There are new technologies and tools available today that use a “digital twin” developed from the CAD model and all the other information that surrounds it. These representations simulate the manufacturing environment and product requirements, and then cost the digital twin in “digital factories” that replicate process, materials, labor, and logistics costs around the world. The manufacturer gains valuable insights about cost and manufacturability earlier in the product lifecycle, enabling more focus on designing the best possible product at the lowest possible cost.

This information can be used at different stages of the product lifecycle:



The most important aspect of these tools is that they don’t require anything of the already overburdened engineer. Instead, these simulations can run in the background, with no interaction required from the design team. CAD designs are automatically analyzed for manufacturability and cost when they reach a certain point in their lifecycle; e.g., when they are checked into a PLM system, or another defined trigger.
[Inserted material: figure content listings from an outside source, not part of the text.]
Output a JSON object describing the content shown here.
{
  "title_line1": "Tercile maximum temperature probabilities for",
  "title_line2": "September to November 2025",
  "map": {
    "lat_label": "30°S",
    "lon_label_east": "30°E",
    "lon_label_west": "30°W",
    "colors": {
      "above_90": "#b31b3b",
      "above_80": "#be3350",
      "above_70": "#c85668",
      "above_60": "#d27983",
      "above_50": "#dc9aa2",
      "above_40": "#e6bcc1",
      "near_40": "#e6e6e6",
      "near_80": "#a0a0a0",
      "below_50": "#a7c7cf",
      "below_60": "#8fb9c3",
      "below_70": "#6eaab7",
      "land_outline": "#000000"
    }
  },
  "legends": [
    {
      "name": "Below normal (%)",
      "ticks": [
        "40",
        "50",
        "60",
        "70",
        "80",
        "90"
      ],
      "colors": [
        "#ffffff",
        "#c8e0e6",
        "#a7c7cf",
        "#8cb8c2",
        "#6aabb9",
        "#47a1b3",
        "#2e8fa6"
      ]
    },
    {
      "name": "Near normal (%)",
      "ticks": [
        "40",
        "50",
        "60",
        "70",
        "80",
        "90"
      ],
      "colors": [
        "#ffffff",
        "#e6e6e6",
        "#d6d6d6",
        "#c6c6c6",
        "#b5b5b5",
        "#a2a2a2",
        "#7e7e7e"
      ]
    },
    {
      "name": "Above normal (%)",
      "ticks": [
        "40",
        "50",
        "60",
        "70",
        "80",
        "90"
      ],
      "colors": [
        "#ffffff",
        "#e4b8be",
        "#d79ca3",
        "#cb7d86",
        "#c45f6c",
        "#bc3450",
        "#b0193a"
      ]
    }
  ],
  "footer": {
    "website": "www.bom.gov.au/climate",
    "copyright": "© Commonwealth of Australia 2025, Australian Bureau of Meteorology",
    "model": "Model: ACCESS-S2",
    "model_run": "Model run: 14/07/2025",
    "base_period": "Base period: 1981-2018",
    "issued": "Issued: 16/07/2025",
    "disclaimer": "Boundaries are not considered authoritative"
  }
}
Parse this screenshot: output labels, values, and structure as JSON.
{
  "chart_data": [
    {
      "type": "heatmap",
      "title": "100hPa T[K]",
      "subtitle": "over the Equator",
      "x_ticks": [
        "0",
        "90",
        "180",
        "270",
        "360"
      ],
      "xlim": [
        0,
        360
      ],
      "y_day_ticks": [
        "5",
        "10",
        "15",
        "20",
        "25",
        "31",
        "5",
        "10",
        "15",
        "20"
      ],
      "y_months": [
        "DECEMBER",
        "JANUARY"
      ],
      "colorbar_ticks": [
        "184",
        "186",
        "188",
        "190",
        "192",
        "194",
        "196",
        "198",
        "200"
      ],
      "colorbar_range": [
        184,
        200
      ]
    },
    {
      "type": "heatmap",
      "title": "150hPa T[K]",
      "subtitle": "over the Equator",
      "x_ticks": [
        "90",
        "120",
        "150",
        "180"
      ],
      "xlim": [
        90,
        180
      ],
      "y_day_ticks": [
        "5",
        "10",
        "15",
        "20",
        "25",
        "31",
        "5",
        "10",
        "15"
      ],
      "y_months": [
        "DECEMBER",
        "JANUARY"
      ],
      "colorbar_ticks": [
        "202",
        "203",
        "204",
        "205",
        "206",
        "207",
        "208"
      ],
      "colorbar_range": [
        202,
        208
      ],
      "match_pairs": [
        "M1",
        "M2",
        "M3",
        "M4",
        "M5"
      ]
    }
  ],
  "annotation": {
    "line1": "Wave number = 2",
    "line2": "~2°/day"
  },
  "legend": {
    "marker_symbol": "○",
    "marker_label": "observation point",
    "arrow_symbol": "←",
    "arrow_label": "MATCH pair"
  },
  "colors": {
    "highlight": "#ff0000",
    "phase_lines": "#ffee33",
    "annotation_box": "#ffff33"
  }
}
The simulation generates all sorts of information related to manufacturability, process, costs, time-to-market, and resources required, and flags anything that is not optimized. Only when that flagging occurs do the engineering, sourcing, and cost engineering teams need to get involved. This way, resources are not diverted for anything unrelated to their role — or that does not need their attention. Then designers can focus on those issues that require their attention and make adjustments as needed in the product.

These tools can highlight the important manufacturing cost drivers and help get the right information to the right people at the right time to take advantage of important insights and opportunities.